In many countries, the question of profit doesn't matter as to whether it violates copyright or not. Who knows where the legal stuff would happen but I looked up Australia's copyright laws as well as I could and it seems similar to US copyright with the fact that it doesn't matter whether someone is profiting from it or not.
Ah, thank you for that context, I didn't see any mention of Patreon in the article.
If they simply exported models from a Pokemon game and ported them to Palworld: That's a straight up, cut and dry copyright violation.

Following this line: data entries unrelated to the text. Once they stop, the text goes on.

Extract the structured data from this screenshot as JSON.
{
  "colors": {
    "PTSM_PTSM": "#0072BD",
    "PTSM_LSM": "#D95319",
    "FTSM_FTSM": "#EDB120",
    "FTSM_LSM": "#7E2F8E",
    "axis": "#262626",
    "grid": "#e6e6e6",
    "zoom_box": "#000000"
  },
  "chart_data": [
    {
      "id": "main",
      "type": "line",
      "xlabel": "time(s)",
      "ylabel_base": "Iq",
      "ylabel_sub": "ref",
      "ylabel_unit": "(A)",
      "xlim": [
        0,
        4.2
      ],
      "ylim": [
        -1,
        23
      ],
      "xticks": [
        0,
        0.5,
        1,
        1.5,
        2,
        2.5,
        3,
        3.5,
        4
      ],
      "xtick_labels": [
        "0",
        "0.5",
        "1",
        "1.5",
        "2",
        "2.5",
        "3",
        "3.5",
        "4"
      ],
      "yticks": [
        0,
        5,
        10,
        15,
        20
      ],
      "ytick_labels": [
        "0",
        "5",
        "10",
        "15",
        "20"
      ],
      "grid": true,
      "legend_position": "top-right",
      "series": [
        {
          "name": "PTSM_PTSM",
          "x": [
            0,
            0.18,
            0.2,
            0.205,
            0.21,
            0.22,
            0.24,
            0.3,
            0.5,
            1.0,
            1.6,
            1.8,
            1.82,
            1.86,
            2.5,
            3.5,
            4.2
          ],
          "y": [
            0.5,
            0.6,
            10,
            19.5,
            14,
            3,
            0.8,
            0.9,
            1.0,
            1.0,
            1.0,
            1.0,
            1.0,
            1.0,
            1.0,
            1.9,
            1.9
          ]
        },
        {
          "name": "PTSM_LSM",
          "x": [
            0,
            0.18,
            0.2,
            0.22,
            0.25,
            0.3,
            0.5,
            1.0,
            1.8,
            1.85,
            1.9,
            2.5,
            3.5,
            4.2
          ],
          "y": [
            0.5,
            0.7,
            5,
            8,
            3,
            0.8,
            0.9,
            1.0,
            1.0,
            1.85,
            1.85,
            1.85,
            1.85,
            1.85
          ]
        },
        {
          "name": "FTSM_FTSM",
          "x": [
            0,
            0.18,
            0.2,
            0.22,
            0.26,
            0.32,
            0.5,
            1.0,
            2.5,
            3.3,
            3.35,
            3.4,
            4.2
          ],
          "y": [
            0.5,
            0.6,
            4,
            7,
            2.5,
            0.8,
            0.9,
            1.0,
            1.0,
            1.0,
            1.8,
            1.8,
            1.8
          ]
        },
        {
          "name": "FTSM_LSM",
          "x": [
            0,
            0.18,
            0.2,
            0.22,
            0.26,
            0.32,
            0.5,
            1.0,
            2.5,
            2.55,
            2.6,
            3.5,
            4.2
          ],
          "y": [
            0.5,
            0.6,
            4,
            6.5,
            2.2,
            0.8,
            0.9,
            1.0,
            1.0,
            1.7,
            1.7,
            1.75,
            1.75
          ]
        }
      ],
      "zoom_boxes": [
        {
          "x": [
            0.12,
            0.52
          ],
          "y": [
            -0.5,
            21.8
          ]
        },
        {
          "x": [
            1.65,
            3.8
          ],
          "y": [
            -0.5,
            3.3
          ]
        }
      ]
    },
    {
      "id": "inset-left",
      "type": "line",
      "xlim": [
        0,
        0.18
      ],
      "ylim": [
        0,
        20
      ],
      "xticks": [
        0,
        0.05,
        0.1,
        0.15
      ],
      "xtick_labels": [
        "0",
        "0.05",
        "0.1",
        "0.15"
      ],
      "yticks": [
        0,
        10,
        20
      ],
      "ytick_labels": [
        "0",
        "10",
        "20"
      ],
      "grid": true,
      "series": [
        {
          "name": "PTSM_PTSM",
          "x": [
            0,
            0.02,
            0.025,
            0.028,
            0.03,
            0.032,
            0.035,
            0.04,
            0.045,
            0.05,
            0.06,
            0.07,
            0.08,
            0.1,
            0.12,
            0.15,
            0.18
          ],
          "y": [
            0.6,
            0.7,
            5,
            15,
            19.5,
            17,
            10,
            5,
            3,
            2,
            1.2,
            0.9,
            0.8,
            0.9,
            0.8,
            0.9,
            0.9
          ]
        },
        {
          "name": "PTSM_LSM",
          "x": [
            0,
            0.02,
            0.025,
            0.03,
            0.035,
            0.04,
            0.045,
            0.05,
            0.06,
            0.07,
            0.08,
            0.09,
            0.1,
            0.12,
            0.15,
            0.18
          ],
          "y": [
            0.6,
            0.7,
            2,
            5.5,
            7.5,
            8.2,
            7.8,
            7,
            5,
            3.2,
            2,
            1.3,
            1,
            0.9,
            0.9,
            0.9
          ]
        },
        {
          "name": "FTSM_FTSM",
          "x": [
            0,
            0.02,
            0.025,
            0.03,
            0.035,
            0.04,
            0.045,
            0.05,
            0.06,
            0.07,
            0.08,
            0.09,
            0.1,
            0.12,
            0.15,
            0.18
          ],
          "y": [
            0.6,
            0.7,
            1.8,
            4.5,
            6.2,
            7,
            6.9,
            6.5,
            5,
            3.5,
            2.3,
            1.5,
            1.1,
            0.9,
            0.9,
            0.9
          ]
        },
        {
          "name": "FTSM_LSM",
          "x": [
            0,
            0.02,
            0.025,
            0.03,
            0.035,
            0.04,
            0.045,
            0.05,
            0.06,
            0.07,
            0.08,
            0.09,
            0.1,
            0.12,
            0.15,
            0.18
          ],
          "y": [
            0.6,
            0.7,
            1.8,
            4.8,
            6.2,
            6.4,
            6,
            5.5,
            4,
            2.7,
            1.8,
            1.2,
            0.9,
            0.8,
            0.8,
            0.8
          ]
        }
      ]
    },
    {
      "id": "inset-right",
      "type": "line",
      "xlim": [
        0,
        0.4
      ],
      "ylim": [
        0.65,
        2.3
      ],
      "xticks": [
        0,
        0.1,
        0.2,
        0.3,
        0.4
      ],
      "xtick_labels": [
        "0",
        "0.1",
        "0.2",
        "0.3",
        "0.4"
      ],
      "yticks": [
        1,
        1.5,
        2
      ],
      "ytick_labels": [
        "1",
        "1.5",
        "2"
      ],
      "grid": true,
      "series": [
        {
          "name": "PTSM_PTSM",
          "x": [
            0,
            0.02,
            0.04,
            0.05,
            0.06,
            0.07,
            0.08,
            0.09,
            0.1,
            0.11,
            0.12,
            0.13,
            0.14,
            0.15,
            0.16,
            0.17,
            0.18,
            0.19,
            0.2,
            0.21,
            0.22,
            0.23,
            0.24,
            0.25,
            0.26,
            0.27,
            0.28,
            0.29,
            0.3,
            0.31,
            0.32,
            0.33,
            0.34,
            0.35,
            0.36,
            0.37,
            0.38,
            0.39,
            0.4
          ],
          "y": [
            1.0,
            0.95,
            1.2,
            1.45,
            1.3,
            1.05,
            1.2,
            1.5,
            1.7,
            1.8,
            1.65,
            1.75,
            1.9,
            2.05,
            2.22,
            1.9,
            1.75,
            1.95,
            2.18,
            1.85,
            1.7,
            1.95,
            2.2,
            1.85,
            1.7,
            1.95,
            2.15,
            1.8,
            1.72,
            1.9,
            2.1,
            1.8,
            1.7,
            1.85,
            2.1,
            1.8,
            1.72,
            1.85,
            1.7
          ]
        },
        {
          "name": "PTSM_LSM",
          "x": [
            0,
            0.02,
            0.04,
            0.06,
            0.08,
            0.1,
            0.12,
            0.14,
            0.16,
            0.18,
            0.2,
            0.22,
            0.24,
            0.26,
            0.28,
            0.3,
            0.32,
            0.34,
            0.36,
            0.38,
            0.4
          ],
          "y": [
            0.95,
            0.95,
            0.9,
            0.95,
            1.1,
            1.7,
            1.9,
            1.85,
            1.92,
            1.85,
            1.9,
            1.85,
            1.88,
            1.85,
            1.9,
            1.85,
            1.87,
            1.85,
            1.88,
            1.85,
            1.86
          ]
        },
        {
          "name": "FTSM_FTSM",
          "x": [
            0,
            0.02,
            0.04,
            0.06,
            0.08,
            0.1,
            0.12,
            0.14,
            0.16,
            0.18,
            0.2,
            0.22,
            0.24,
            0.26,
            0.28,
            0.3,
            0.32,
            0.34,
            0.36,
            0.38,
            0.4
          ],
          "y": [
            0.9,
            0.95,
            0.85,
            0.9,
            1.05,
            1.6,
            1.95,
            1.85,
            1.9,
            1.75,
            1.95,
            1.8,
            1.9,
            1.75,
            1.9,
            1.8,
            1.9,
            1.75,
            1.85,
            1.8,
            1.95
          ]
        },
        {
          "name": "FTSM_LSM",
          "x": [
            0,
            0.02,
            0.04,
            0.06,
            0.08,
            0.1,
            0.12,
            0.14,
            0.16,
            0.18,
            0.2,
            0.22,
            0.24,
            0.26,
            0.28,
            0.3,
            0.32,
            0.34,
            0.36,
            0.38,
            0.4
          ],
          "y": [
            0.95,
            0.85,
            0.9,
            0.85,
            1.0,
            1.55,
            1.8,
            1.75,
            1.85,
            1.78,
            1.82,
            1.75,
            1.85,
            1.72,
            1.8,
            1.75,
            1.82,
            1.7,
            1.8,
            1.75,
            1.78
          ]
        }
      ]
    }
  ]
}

If he made them entirely by hand and just are the artist's own rendition of a real Pokemon... I'm not sure. Fanart is usually considered fair use, and it generally seems like that's how most mods are treated... But there is a chance that even a free, handmade Pokemon fan mod could damage sales of the actual Pokemon games if people think Palworld is a better Pokemon game than Pokemon. Based on that, they very well could have a case against it.
They own all of the Pokemon characters. Any art using Pokemon characters is copyright infringement. Non-profit fan art using those characters is almost never fair use; it's just not worth addressing until it's more significant than a fan drawing Pikachu.
They probably would have sent the takedown regardless, but putting it behind a paywall was a huge red flag begging to be shut down even faster.